You know how in the tacky teeny-bop movies we used to watch growing up the main character would have one of two types of older brothers: the overprotective, slightly patronizing older brother or the distant, moody, and angsty older brother? Either the older brother would tell the protagonist not to date a certain so-and-so or he’d slam the door in their face and blast loud music. Sure, it was just part of the typical family dynamic in movies specifically made for preteens, but when I watched some of those movies I never thought to myself, “Gosh, I wish my brother was like that,” or, “I remember when my older brother slammed the door in my face like that.” If anything, I always thought how damn lucky I was to have a brother who was protective, but let me be myself and make my own mistakes. My brother never tried to change me, but rather always tried to understand me and help me figure out what kind of person I am. For that, I believe I am the luckiest younger sister.
Having an older brother rocks. He learns to drive before you so he can drive you places. He’ll probably know the ins and outs of high school culture and be a good informant or guide. If you’re really lucky, he could probably help you with your Algebra II/ Trig homework. My brother taught me how to make Kraft mac-n-cheese, scrambled eggs, Scotch eggs, sautéed veggies (really good ones with lemon and garlic), Chicken French, mixed drinks (when I got older of course-- and how to be responsible with them), coffee (probably the most important lesson) and a whole bunch of other dishes and drinks.
My brother is the best brother. He’s probably better than your brother, honestly. I know a huge part of it is because he’s older than me by three years, but a lot of people have older brothers and rarely do I find a person who has as good of a relationship as I have with my brother. He was the one to first explain menstruation to me, which I know he didn’t have to do, but he did. He was the one I went to when the boy I liked in High School told me he loved me. He was the second person I told when I lost my virginity. He was there every time my heart got broken. He is the kind of brother that let me sleep in his room if I had a nightmare in the middle of the night (and put on the weather channel). He’s the type of brother that calls me on a regular basis just to see how I’m doing. He’s given me priceless advice that has helped me get through some rough patches in my young life.
The best thing about my brother that convinces me that he is better than any other brother is the fact that my dreams are his dreams. He knows what I want to do and who I want to be someday. He knows about all of the crazy or unrealistic things I want to do and he helps me in every way he possibly can. I can clearly remember a few long phone calls where he’s given me advice or let me rant for an hour. He’s the kind of brother that does research about my passions and finds pathways and connections to get me from point A to point B. Not only that, but he’s opened me up to new things that expand and brighten my world. He’s gotten me interested in Norway and cooking. He’s also gotten me into Harry Potter, The Office, Green Day, world news and politics, travel, NPR, Family Guy and so on.
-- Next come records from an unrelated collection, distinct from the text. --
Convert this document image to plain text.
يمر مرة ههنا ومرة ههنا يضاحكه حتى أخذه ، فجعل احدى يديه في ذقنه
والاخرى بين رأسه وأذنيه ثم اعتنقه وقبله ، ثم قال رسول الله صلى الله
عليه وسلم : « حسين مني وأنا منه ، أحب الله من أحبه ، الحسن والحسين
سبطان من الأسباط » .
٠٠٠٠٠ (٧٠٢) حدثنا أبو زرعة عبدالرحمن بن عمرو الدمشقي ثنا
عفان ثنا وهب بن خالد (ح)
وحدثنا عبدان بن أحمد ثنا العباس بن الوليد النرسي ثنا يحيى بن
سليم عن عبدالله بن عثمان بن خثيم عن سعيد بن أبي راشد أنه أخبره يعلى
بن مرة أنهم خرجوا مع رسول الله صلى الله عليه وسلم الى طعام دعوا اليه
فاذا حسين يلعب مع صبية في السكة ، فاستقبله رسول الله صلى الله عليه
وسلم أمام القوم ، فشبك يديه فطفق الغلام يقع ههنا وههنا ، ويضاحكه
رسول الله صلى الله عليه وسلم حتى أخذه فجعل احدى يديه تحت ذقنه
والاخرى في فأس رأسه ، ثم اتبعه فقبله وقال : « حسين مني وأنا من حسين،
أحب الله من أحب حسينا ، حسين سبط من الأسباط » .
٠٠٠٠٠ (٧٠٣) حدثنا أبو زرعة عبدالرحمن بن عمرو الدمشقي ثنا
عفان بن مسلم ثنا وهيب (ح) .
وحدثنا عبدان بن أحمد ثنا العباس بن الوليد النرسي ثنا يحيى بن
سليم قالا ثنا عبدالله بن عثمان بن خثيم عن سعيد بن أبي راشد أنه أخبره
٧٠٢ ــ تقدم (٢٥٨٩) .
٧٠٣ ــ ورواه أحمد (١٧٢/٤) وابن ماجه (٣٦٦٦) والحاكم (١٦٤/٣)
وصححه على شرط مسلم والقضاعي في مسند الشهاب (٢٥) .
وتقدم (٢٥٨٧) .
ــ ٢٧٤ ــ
My brother and I have been through a lot together. Losing our mom was one of those things that has definitely shaped us and impacted our relationship as brother and sister. When I was younger I was jealous, and maybe even resentful, that my brother had memories of mom. I was jealous that he knew what her hugs felt like or what she smelled like. I was jealous that he knew the sound of her voice. I was jealous that he knew our dad when dad still had mom. As I got older, I realized I wasn’t jealous anymore. If anything, my heart broke because I knew his loss was far greater than mine. One thing my brother did for me that I’ll never forget is the time he showed me a videotape of my mom in the hospital after I was born. She was wearing a sun hat to cover her bald head (my memory may be off here) and she was in a wheelchair. She was holding me and I can’t remember if she was singing or praying, but all I could really focus on were her arms around my tiny body and goosebumps popped up on my skin. Though I clearly don’t remember this moment when it happened, I got to see it. I got to see my mom holding me and telling me she loved me.
My brother is strong and passionate. He’s loving and understanding. He’s hilarious, even when he isn’t trying, and he knows how to make me feel heard and respected as a young individual stumbling through this life.
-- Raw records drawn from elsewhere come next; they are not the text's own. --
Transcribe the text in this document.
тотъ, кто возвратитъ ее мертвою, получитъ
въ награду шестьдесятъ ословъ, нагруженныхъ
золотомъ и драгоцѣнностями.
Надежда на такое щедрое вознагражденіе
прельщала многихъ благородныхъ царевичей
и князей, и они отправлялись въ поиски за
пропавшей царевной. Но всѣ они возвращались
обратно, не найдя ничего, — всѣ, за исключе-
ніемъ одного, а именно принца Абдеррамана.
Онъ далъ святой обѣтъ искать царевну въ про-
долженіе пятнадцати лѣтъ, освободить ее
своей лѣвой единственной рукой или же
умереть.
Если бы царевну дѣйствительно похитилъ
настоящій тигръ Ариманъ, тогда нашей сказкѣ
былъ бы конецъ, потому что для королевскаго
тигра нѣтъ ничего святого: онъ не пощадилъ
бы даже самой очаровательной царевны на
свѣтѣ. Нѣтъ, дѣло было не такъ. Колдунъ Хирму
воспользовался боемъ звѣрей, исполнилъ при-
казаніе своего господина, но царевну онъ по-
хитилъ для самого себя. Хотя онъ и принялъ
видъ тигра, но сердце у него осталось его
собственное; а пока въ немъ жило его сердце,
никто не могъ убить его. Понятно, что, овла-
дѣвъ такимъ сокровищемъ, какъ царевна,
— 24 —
My brother is amazing and one of my best friends. It is also his birthday soon, so I hope he’s reading this and filling in all the gaps with things I didn’t include here. I am absolutely confident I would not be the person I am today if it weren’t for him. He has influenced me so much and has become a solid inspiration through the years. Although he doesn’t always agree with some of my philosophies, he knows how to engage in conversation and challenge me, inform me, and also accept me as I am.
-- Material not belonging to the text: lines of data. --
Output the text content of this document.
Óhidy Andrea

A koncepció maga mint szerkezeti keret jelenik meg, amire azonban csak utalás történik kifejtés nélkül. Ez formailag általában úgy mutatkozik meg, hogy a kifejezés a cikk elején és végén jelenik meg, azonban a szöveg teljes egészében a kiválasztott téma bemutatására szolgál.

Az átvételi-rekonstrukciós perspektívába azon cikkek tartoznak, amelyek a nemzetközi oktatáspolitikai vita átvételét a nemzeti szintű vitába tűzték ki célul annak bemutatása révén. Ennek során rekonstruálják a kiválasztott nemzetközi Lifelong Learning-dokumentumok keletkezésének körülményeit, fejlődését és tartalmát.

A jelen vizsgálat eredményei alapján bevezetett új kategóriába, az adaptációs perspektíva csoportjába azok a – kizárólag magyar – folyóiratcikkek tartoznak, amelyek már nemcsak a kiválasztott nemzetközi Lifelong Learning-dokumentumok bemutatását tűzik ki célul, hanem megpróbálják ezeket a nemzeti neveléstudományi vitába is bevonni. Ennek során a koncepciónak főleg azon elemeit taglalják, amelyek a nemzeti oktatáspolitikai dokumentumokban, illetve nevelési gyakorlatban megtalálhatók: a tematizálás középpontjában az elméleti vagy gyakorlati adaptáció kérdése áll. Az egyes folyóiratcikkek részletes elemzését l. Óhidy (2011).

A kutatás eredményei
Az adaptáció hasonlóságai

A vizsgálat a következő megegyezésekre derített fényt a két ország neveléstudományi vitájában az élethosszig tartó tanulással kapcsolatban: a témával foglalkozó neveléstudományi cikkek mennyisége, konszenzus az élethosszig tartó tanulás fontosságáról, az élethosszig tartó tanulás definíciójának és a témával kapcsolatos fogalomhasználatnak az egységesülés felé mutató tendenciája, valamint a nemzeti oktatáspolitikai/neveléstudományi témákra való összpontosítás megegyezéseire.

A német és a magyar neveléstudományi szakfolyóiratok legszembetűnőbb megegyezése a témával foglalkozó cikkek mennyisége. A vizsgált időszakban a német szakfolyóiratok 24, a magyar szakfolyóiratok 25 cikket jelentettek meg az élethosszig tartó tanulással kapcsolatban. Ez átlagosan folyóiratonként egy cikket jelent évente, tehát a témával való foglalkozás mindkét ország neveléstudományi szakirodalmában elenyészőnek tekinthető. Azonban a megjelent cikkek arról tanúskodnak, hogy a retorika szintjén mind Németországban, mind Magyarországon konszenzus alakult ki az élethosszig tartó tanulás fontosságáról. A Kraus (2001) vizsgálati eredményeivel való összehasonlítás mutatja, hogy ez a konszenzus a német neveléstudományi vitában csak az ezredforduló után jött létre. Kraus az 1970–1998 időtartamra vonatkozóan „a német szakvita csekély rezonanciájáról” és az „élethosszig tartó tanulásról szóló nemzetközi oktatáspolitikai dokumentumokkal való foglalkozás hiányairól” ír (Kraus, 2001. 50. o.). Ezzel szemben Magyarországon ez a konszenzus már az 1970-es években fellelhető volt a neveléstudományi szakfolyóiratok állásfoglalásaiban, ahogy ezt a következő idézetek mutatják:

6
To Kris-- for the longest time I was resentful because you were everything I wanted to be, but at some point you helped me realize that I am someone to be proud of. You helped me realize that I am someone worthy of love, respect, kindness, and friendship. I can’t imagine a life or world where you aren’t in it, challenging the facts we believe and pointing out the beauty that’s missed every day. You’ve put up with my gullible, moody, stubborn butt for so long you deserve a gold medal. Happy birthday. I love you, bud.